Caridad sacudió la cabeza. No quería admitirlo, pero de pronto sentía ese miedo que antes le pareciera tan absurdo. Acostumbrada a tener un techo donde dormir y una cocina bien surtida, le aterraba la idea de verse en la calle, sin más protección que el cielo sobre su cabeza, obligada a ganarse el pan por sus propios medios y expuesta a cualquier desvarío de la vida. Era un reflejo que se había anclado en su pecho, como mismo queda sepulto el espíritu cuando ha vivido mucho tiempo a la sombra de un amo. Así se sentía ella: sin ánimos para valerse por sí sola, aterrada ante la perspectiva de un mundo que no conocía y que nunca le preguntaría si estaba o no preparada para vivir en él, un mundo con leyes que nadie le había enseñado… Pensó en esos pichones que tantas veces había visto balancearse indecisos sobre las ramas, llamados a puro grito por sus padres desde algún árbol cercano, y supo que tendría que hacer como ellos: abrir las alas y lanzarse al abismo. Seguramente se estrellaría contra el suelo.

– Está bien -dijo finalmente-, lo haré mañana.

Pero dejó pasar días y semanas sin decidirse a hablar con doña Marité. Florencio languidecía mientras podaba los rosales, más por el deseo de estar junto a su amada que por su frustrado plan de libertad.

Una tarde sorprendió una conversación que lo alarmó. Don Carlos lo había mandado a llamar. Florencio llegó al portal donde sus amos bebían champola y disfrutaban el fresco de la tarde.

– ¡Es el desastre! -decía don Carlos, mientras agitaba un periódico ante el rostro lívido de su mujer-. No podremos seguir viviendo en esta quinta. ¿Sabes que solamente para atender los jardines y la casa tenemos veinte esclavos?

– ¿Y qué vamos a hacer?

– No quedará más remedio que vender.

Florencio sintió que la sangre abandonaba su rostro. ¡Vender! ¿Vender qué? ¿La casa? ¿La dotación de esclavos? Lo separarían de Caridad. Nunca más volvería a verla… Don Carlos reparó en el mulato que aguardaba al pie de la verja.

– Florencio, prepara el quitrín. Vamos a la finca de don José.

El joven obedeció mientras un torbellino de ideas frustraba el empeño de sus manos por enjaezar los caballos. Después regresó a la casa y se vistió con botines, casaca y guantes. Estuvo a punto de olvidar su sombrero de copa. Don Carlos salió de la mansión como una tromba, periódico en mano, seguido por su atribulada mujer. Ambos cuchichearon durante el breve trayecto hasta la otra finca, pero Florencio no prestó atención a sus murmullos. En su cabeza sólo quedaba espacio para la única decisión posible.

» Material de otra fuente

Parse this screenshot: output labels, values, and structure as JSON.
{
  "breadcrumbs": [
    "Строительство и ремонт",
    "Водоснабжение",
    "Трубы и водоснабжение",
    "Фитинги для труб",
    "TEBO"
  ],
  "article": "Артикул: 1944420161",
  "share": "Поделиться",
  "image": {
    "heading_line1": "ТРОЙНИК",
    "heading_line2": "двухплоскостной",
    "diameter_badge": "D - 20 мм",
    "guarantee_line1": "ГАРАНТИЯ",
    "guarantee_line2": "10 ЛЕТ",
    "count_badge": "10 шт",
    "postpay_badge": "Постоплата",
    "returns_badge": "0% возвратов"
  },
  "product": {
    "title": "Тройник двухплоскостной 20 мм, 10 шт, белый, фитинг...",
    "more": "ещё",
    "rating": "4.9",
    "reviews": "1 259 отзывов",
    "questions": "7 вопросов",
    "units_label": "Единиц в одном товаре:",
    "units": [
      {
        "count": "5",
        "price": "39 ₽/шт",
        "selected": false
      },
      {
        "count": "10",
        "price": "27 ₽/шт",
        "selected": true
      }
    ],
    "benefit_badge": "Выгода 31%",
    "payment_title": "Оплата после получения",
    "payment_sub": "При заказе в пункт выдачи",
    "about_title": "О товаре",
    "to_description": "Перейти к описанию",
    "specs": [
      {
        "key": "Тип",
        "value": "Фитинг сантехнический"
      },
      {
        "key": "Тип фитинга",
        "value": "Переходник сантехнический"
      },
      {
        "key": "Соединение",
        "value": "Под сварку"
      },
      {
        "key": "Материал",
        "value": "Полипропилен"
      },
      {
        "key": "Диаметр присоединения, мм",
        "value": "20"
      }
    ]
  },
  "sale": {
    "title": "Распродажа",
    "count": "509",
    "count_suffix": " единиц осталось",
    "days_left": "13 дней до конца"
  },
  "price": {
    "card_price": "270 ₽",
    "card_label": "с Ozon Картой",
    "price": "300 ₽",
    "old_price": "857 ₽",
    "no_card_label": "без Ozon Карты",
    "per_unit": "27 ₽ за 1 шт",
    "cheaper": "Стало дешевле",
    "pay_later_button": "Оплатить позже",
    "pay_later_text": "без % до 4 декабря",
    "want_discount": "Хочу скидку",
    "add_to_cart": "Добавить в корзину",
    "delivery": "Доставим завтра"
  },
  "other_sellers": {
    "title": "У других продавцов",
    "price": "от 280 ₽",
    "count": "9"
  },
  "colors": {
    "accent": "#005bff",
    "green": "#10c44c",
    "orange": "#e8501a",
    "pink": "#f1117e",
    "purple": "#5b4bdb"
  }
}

La pareja se bajó del carruaje, sin darle tiempo a nada. Aún sentado en el quitrín, escuchó las voces agitadas y las exclamaciones de don José y de su amo. Aguardó unos segundos antes de entrar. Cuando ya cruzaba el patio, Caridad se interpuso en su camino.

– ¿Qué vas a hacer?

– Lo que acordamos hace tiempo.

– No es un buen momento -susurró ella-. No sé qué ocurre, pero no parece bueno… Tengo miedo.

Florencio siguió andando sin atender a sus ruegos. Su entrada al salón fue tan intempestiva que ambos hacendados detuvieron su discusión para mirarlo. Doña Marité se abanicaba nerviosamente en su asiento y se veía más blanca que el encaje de su abanico.

– ¿Qué ocurre? -preguntó don Carlos, con cara de pocos amigos.

– Mi amo… Disculpe su mercé, pero debo decir algo, ahora que están todos reunidos.

– ¿No pudiera ser en otro momento?

– Déjalo que hable -le rogó su mujer.